Just 2 % body dehydration (1.4kg for a 70kg male) results in a significant decrease in endurance performance, 4% can result in muscular fatigue, 8% delusion, and 10% or greater can result in death. Don't worry though, this will not happen to you! Therefore starting exercise fully hydrated is essential, the best and easiest way to check that you are fully hydrated is by urine color, the clearer it is, the more hydrated you are - see urine chart below.

However, within 45 minutes of running if no fluid is consumed you can lose 2% body fluid. Therefore, it is essential to consume fluid during the run right from to work go. We would recommend consuming 100-150ml every 10-15 minutes, so about 600-800ml per hour. But, once again, every one is different, with you all having different numbers of sweat glands and sweat rates.

The best way to work your own individual sweat rate is to do a pre- and post-run weigh-in. Weigh yourself with as minimal clothing as possible before your run, then run and take note of how much fluid you consumed, then weigh yourself after. If you weighed 70kg pre-run, went for a 60 minute run and weighed 69kg post and drank 400ml of fluid during, that equates to a 1.4 litre (1kg = 1litre) loss of fluid. So your sweat rate would be 1.4 litres per hour. There is no chance that you would be able to replace all of this fluid as it would require almost constant drinking, however, the more you replace the better.

A way of retaining a higher percentage of the fluid consumed is to combine the fluid with electrolytes (salts). Electrolytes are lost through sweat and if not replaced can result in fatigue and heat illness such as hyponutremia (extreme low salt levels) which can be life threatening. As you will be sweating a lot it is of upmost importance that you replace these electrolytes. All sports drinks have them in and not only do they help with water retention but they are also essential for fluid absorption, brain function, muscle contraction and maintaining fluid balance.

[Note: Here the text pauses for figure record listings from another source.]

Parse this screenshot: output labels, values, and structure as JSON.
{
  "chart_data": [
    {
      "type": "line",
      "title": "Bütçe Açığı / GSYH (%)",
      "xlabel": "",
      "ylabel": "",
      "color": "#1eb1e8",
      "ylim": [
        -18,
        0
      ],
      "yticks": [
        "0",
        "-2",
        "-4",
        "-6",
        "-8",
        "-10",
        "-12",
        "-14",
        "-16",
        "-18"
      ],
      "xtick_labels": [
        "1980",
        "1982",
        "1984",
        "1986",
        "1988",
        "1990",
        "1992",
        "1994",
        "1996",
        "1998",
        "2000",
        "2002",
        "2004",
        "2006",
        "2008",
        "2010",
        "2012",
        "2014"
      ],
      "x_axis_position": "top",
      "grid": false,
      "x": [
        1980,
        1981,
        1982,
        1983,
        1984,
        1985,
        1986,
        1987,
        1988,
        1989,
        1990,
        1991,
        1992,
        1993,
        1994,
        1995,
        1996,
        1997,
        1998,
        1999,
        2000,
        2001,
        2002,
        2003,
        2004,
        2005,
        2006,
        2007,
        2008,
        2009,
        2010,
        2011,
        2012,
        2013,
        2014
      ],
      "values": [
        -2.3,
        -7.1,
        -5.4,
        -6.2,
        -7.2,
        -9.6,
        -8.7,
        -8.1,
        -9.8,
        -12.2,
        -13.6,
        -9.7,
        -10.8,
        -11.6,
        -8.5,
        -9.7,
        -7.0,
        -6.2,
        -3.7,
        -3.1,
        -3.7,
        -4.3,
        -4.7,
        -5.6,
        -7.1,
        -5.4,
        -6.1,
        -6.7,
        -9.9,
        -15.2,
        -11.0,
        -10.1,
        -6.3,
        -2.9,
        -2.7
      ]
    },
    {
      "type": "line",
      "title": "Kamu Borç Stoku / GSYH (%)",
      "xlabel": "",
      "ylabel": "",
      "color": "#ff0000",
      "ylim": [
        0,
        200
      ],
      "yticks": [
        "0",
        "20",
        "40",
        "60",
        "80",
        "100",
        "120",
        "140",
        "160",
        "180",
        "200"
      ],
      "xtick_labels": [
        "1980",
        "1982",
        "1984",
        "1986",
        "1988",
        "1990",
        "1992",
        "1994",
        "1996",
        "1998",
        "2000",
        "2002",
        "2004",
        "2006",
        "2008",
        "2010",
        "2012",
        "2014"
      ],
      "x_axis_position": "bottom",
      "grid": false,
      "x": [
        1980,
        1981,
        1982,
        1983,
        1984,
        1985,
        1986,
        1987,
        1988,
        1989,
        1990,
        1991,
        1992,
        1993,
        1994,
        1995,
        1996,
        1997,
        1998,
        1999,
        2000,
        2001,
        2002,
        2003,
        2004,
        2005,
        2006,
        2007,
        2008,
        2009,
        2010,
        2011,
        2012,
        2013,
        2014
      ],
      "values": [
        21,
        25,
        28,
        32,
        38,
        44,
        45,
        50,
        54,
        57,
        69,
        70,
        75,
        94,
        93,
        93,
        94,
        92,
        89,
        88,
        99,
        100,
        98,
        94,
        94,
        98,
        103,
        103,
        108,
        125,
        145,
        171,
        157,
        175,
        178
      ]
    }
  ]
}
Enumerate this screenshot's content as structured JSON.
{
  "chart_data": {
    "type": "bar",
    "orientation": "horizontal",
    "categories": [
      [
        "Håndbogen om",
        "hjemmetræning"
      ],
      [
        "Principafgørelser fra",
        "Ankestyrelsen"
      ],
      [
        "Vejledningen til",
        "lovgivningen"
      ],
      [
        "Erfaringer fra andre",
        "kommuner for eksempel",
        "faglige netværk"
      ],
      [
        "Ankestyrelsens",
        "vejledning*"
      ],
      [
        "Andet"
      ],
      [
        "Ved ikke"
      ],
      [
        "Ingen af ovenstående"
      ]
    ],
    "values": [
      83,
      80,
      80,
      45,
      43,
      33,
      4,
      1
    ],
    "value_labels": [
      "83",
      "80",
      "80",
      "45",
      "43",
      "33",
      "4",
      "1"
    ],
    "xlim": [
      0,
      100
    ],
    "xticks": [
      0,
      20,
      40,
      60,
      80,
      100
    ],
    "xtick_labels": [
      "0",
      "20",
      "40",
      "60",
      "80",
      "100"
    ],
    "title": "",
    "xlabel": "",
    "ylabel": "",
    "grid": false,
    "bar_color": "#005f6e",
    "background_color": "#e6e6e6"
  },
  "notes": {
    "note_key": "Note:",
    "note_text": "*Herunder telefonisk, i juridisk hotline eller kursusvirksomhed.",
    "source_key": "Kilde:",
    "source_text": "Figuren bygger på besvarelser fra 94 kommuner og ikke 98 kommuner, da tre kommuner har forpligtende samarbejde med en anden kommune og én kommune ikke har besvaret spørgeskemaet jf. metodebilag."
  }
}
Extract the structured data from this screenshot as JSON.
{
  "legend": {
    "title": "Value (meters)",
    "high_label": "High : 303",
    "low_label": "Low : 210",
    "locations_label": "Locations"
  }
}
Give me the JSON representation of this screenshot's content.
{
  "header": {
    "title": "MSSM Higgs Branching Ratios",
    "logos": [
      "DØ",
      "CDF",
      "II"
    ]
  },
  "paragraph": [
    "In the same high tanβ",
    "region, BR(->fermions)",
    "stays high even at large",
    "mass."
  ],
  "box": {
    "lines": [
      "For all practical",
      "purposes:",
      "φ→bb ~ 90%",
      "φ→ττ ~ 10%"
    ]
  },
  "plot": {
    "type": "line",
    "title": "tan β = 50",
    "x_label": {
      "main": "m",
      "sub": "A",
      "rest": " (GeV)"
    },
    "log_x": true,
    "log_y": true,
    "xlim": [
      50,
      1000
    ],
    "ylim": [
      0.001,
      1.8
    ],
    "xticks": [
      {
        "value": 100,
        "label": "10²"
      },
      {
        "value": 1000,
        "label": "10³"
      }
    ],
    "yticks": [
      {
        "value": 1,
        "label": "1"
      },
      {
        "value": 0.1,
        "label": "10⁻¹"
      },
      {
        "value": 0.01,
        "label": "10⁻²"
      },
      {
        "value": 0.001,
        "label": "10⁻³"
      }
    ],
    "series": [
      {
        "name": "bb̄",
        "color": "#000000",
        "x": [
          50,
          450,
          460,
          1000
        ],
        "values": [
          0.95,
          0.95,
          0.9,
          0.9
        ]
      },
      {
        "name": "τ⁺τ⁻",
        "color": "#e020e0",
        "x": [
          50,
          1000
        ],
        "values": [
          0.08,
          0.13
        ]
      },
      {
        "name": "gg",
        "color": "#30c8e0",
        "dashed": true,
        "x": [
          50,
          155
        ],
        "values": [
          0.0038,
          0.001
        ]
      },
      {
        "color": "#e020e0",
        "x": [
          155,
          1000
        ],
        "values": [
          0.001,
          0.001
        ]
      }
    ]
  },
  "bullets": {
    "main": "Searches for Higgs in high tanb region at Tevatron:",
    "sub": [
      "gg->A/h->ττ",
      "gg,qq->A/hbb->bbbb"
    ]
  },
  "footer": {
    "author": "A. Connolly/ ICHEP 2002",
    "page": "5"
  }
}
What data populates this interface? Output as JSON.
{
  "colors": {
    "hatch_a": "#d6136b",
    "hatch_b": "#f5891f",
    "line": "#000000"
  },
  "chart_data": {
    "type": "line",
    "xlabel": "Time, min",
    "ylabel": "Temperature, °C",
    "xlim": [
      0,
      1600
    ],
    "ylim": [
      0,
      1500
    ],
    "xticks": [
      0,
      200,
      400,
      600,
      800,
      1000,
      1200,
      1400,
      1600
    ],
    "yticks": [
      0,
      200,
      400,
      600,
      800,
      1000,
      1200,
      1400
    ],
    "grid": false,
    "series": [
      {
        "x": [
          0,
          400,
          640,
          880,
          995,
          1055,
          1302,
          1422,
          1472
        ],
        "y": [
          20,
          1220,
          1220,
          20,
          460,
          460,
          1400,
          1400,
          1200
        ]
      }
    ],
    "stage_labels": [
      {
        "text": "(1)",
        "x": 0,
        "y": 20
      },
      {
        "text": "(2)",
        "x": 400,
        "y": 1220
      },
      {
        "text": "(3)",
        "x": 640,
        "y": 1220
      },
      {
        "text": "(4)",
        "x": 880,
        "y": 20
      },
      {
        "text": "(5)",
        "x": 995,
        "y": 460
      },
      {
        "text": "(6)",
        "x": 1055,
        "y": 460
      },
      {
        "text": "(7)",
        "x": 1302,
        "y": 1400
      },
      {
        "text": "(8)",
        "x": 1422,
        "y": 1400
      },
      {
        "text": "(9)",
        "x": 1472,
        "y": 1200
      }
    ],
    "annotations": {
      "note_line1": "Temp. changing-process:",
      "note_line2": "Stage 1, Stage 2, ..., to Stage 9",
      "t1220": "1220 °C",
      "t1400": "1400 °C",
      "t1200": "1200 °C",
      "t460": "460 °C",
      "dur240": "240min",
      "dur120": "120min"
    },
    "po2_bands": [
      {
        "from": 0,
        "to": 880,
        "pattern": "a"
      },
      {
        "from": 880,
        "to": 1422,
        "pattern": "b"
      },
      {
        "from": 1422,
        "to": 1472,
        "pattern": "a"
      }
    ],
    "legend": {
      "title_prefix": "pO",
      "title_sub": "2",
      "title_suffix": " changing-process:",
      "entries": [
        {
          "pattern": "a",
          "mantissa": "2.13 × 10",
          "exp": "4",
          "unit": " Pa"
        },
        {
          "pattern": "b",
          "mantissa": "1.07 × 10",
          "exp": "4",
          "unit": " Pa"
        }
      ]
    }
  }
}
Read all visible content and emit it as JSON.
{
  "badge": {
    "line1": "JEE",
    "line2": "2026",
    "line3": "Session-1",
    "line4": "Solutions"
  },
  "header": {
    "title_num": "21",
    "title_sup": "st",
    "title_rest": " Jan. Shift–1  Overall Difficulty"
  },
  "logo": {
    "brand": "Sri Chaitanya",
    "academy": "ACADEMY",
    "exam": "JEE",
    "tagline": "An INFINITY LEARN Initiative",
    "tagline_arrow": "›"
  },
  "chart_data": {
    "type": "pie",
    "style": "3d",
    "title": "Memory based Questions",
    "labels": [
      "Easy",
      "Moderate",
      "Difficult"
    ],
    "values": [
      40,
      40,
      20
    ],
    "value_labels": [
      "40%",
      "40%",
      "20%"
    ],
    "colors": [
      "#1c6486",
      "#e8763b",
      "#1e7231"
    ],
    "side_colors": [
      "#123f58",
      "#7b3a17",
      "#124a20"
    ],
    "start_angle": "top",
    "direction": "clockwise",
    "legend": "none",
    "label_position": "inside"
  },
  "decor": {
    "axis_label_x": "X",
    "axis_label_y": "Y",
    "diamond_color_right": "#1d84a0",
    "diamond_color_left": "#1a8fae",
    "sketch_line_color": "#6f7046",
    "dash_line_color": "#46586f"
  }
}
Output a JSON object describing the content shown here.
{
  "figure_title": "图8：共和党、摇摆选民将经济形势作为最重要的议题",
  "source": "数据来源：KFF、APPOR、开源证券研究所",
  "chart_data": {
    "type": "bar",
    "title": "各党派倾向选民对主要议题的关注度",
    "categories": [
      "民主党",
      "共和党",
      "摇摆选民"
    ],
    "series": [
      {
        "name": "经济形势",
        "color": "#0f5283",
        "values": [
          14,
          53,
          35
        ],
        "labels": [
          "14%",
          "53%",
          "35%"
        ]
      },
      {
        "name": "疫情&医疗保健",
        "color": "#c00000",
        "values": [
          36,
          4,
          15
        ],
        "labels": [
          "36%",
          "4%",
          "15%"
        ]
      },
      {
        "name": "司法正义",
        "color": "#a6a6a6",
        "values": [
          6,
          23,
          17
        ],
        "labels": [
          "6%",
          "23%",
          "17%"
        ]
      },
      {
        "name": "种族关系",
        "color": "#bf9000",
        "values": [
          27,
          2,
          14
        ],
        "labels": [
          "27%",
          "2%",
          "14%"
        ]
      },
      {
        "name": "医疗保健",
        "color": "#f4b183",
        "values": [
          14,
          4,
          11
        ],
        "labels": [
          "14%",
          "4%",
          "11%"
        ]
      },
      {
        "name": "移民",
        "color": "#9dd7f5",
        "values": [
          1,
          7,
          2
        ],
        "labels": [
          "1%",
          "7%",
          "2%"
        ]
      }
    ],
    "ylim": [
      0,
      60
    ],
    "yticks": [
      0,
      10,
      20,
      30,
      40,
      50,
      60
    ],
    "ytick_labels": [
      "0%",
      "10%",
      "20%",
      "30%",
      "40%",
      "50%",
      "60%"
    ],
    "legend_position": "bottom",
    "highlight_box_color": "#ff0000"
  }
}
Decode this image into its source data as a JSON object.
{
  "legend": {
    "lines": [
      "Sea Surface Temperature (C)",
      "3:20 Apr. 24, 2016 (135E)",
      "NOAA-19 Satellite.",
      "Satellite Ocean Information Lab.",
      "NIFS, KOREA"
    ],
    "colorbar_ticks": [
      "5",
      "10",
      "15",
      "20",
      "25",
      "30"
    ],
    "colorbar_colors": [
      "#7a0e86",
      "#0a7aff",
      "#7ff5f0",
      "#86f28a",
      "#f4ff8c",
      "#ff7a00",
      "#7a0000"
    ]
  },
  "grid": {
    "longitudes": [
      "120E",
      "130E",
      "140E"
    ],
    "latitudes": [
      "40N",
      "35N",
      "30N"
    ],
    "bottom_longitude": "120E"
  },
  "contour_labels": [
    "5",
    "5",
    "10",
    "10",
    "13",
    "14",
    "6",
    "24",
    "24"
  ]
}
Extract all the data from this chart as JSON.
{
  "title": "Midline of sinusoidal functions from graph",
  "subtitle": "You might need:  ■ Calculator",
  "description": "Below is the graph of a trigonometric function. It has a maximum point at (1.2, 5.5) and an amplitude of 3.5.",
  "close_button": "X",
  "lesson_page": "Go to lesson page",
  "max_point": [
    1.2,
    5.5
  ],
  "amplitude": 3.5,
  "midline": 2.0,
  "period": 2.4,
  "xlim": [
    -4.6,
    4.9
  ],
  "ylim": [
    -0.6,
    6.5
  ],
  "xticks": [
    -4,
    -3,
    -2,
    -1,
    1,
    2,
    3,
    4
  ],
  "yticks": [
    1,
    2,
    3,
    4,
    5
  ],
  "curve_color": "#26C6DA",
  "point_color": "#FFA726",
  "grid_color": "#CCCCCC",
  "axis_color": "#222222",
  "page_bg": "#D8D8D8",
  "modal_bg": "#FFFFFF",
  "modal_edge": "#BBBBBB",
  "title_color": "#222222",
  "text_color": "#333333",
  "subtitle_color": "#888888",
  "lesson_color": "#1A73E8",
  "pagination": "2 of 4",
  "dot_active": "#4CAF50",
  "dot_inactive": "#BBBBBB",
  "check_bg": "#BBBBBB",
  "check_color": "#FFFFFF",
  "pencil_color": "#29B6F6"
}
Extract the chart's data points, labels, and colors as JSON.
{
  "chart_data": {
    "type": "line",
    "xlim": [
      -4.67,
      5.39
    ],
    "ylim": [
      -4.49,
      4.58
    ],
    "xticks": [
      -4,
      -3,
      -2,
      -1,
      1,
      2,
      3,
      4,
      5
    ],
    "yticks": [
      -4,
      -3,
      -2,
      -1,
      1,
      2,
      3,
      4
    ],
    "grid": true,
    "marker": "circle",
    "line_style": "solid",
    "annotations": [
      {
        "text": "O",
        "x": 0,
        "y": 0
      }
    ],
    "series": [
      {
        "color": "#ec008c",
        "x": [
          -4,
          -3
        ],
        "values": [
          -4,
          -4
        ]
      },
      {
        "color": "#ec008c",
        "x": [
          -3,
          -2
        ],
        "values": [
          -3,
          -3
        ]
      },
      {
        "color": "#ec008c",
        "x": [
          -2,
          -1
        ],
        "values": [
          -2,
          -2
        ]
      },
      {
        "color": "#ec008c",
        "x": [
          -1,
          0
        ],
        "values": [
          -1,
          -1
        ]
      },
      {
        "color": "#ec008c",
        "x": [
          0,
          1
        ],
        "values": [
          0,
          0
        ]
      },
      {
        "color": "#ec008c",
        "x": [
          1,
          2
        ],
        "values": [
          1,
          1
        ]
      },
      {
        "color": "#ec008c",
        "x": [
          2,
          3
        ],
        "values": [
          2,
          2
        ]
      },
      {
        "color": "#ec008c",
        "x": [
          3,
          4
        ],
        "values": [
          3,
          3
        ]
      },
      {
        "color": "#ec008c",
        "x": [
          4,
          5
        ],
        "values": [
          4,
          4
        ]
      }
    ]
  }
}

So, the best strategy for you to use would be to combine water with a fluid that has high concentrations of electrolytes (such as Lucozade Sport - funny that!!), and drink little and often.

In summary from the last 2 posts, try and work out a strategy that entails you to consume 600-800ml of fluid per hour (some of which, but not all, that contain a high amount of electrolytes), and also work out how you can take onboard 40-60 g of carbohydrate per hour as well. Drip feeding is best for both strategy, so LITTLE and OFTEN is the golden rule.